Esta é a questão institucional, mas qual a razão para este surpreendente ‘assalto’ a Torreciudad?! Há quem suponha que o Bispo de Barbastro tenha agido em sintonia com as instâncias vaticanas que, de há uns anos a esta parte, têm procurado desvirtuar a solução canónica concedida ao Opus Dei, há mais de 40 anos, por São João Paulo II. Neste sentido, a desconstrução da prelatura pessoal, instituição canónica criada pelo Concílio Vaticano II, levaria à integração dos seus apostolados nas estruturas diocesanas, em cujo caso a única autoridade eclesiástica de Torreciudad seria, então, o Ordinário do lugar. No entanto, como os instrumentos materiais que o Opus Dei utiliza no seu apostolado não são bens da prelatura, nem eclesiásticos, mas civis, como aliás acontece com Torreciudad, a sua propriedade nunca poderia passar para a diocese, a qual também não é competente em relação às suas valências de formação humana, cultural, etc.

Há também uma explicação mais prosaica, eventualmente concomitante com a anterior. Torreciudad é o terceiro maior destino turístico de Aragão e as numerosas visitas, celebrações e actividades têm um impacto crucial no desenvolvimento económico e social do meio local. Apesar da sua importância para a região, em termos turísticos e económicos, não é economicamente viável: a actividade ordinária gera receitas que só cobrem 30 % das despesas. A situação económica de Torreciudad, que realiza um formidável trabalho pastoral, a custo zero para a diocese, que também não colabora com meios humanos, é, portanto, difícil. Não obstante, o actual Bispo de Barbastro pretende cobrar 600 mil euros anuais, o que, citando o ‘site’ do Opus Dei, “é considerado desproporcionado. A actividade anual, para cobrir 70 % dos custos que não são cobertos de forma ordinária, já é, por si só, muito difícil; se a isso se juntasse uma taxa como a pedida pela diocese, o santuário não seria, em termos económicos, viável”.

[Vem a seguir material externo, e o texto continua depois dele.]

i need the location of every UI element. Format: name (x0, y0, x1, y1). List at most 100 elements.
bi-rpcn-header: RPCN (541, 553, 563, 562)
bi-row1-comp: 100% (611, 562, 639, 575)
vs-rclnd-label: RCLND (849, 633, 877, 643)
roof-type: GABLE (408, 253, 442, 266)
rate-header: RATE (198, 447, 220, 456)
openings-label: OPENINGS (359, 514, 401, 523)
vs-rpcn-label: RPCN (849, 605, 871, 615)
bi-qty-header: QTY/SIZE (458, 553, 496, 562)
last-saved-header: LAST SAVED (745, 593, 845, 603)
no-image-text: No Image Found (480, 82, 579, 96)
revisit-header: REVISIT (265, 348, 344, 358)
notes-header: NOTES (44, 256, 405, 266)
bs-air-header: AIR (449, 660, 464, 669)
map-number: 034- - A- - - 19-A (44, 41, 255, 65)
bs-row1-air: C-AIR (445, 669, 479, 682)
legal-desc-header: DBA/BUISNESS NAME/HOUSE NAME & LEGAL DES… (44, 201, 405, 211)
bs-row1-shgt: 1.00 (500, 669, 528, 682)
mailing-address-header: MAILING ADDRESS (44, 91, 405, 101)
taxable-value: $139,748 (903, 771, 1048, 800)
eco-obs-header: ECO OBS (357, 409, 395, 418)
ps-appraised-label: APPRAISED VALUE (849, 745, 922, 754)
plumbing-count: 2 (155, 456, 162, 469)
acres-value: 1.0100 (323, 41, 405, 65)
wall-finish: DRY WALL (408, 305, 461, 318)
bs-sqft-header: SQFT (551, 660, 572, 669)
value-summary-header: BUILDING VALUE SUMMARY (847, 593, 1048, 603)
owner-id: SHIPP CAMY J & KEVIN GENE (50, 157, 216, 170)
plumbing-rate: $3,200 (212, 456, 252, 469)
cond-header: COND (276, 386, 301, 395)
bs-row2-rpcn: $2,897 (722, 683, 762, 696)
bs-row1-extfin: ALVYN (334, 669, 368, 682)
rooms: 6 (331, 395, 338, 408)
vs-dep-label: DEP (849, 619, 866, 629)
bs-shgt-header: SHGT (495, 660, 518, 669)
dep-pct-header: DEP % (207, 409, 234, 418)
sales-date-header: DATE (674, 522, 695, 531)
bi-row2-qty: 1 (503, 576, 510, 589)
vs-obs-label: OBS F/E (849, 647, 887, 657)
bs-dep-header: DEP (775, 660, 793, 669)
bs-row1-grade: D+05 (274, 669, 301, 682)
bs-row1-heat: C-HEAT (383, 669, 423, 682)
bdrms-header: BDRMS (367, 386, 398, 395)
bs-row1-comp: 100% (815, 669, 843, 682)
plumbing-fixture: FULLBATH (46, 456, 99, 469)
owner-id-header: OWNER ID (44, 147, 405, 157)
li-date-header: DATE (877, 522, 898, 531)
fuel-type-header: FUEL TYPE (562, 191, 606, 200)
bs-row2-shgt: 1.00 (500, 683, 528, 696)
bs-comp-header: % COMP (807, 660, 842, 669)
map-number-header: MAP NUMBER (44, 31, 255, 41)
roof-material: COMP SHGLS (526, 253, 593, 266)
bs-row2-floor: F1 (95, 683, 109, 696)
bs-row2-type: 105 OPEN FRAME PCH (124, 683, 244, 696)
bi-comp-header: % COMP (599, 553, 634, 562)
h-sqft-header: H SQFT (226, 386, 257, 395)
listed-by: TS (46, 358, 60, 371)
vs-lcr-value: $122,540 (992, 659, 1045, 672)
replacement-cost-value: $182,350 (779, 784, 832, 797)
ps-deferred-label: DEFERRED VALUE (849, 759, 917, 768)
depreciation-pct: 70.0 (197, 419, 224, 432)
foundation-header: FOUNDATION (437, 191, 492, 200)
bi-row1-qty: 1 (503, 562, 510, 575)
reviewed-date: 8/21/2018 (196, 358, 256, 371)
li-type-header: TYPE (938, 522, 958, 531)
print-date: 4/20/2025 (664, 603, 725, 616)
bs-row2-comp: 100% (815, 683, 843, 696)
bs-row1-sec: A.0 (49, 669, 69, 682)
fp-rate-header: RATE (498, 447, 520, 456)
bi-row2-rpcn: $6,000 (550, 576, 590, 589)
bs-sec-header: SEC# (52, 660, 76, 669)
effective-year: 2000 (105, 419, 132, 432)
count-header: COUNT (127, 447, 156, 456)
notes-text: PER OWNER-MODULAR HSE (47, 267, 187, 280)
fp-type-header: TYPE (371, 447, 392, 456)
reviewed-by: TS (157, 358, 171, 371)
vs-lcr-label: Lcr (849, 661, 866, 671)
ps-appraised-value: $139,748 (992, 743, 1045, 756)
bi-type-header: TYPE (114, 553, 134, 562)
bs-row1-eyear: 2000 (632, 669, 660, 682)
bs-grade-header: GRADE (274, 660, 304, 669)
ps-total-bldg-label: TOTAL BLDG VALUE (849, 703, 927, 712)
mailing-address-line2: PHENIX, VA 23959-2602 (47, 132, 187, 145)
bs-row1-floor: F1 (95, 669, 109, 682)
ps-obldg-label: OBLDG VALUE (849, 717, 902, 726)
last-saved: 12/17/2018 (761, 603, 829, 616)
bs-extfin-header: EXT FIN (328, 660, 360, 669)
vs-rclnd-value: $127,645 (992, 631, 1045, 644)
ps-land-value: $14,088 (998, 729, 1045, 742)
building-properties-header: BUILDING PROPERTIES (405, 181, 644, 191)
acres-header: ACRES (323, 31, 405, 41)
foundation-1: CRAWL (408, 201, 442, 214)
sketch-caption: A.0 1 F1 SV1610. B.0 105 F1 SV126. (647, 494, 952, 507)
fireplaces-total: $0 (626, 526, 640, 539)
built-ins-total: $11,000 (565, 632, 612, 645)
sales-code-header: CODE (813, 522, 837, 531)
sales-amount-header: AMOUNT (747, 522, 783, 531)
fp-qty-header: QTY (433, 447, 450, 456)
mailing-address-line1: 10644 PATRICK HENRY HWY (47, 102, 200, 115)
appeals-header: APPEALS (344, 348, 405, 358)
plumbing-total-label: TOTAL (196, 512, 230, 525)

Há já muitos anos, um Bispo do nosso país pediu a alguns sacerdotes do Opus Dei que revitalizassem uma igreja fechada ao culto, o que estes fizeram de bom grado. Graças ao seu zelo, o templo ganhou vida e começou a ser um foco de irradiação da fé, sendo muitos os fiéis que passaram a beneficiar daquele lugar de culto. Dada a intensa actividade pastoral desenvolvida, começaram a circular rumores de que aquela igreja, afinal, era uma mina … que tinha sido subtraída à diocese! Alertado o Bispo, este logo manifestou a vontade de reaver o templo. Os padres que, com tanta dedicação e entusiasmo, tinham tão eficazmente gerido aquele espaço, por certo a pedido do Bispo diocesano, devolveram-no sem hesitação, porque é próprio do espírito do Opus Dei agir sempre em conformidade com as legítimas determinações dos Ordinários do lugar. Escusado será dizer que, pouco depois, a dita igreja voltou à sua triste condição inicial … para prejuízo das almas, da Igreja diocesana e da glória de Deus. Esperemos que o mesmo não aconteça a Torreciudad!